Она комментировала все, – собственные действия, действия окружающих, свои мысли о предполагаемых действиях и впечатления от увиденного.
– А! – восклицала она, делая «большие» глаза, – эта та, у которой ни копейки, а с рынка полные сумки тащит, – эй, – вопила она, высунувшись в форточку, – почем вишни? – голос у нее был хриплый, как будто она еще не прокашлялась спросонья, и хотелось взять ее за ноги, – за две большие массивные ноги, и хорошенько потрясти, словно грушу, – почем вишни? сколько купила? а крыжовник почем? – развернувшись, она сообщала только что услышанное, увиденное и добавляла от себя парочку-другую эпитетов.
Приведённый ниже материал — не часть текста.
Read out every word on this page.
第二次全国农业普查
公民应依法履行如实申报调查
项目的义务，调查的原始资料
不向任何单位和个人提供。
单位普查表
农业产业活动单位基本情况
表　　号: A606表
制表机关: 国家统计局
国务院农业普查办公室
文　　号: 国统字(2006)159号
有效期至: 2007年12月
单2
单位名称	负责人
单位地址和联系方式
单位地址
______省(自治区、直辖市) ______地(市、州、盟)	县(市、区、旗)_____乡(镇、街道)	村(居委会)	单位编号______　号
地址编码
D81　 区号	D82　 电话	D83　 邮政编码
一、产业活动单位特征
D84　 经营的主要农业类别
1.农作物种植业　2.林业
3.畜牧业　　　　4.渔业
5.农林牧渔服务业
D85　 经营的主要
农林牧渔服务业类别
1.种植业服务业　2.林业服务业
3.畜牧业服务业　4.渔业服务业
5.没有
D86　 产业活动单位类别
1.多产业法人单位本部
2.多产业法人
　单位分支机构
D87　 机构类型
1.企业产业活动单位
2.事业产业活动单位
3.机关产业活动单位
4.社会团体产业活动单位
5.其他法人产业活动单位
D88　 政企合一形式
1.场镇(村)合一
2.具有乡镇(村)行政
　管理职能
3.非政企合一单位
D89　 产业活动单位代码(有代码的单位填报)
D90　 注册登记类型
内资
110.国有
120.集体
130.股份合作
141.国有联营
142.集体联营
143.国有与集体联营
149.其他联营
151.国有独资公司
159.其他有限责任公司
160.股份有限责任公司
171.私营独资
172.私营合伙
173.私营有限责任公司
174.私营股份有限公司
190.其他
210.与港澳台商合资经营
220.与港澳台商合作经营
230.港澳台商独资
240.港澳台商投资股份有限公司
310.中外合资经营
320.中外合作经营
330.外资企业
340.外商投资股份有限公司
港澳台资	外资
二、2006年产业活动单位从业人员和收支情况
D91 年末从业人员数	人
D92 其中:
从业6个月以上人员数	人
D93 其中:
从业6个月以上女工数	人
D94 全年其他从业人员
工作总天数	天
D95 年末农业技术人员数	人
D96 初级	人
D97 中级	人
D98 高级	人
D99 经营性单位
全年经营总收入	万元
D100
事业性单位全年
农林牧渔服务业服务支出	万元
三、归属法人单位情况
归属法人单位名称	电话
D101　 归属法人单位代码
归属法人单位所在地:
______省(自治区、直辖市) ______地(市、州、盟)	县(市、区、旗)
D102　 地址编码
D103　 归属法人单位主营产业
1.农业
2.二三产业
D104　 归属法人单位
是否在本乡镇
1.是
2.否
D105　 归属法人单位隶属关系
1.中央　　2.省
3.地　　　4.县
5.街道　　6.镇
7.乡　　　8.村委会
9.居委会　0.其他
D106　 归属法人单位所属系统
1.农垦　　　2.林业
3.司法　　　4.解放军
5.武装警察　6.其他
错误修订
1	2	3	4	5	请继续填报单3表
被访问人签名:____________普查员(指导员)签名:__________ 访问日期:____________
Десять кило, – ведро двадцать рублей, – бормотала она, наморщив лоб. От этого она становилась похожей на пожилого бухгалтера из квартиры напротив. Не хватало только синих нарукавников и круглых очков с перебинтованной дужкой.
На сумки она налетала, будто хищная птица, – профиль ее алчно нависал, а глаза так и шныряли, – айай, – стонала она, причмокивая, – какие гарные вишенки, – только дорогие, – на мою пенсию не разгуляешься, – веки ее скорбно прикрывались, но глаза под ними не переставали перебегать, – с вишен на крыжовник, с крыжовника – на яблоки, – она, разумеется, пробовала и то, и другое, – и даже третье, – скривившись, швыряла в ведро огрызок – фе! – шо-то кислое как не знаю что, – деньги на ветер! – выносила она вердикт и уносилась к окну.
Она знала все и про всех.
Кто когда женился, у кого кто болеет, кто завел интрижку на стороне и кто собирается разводиться.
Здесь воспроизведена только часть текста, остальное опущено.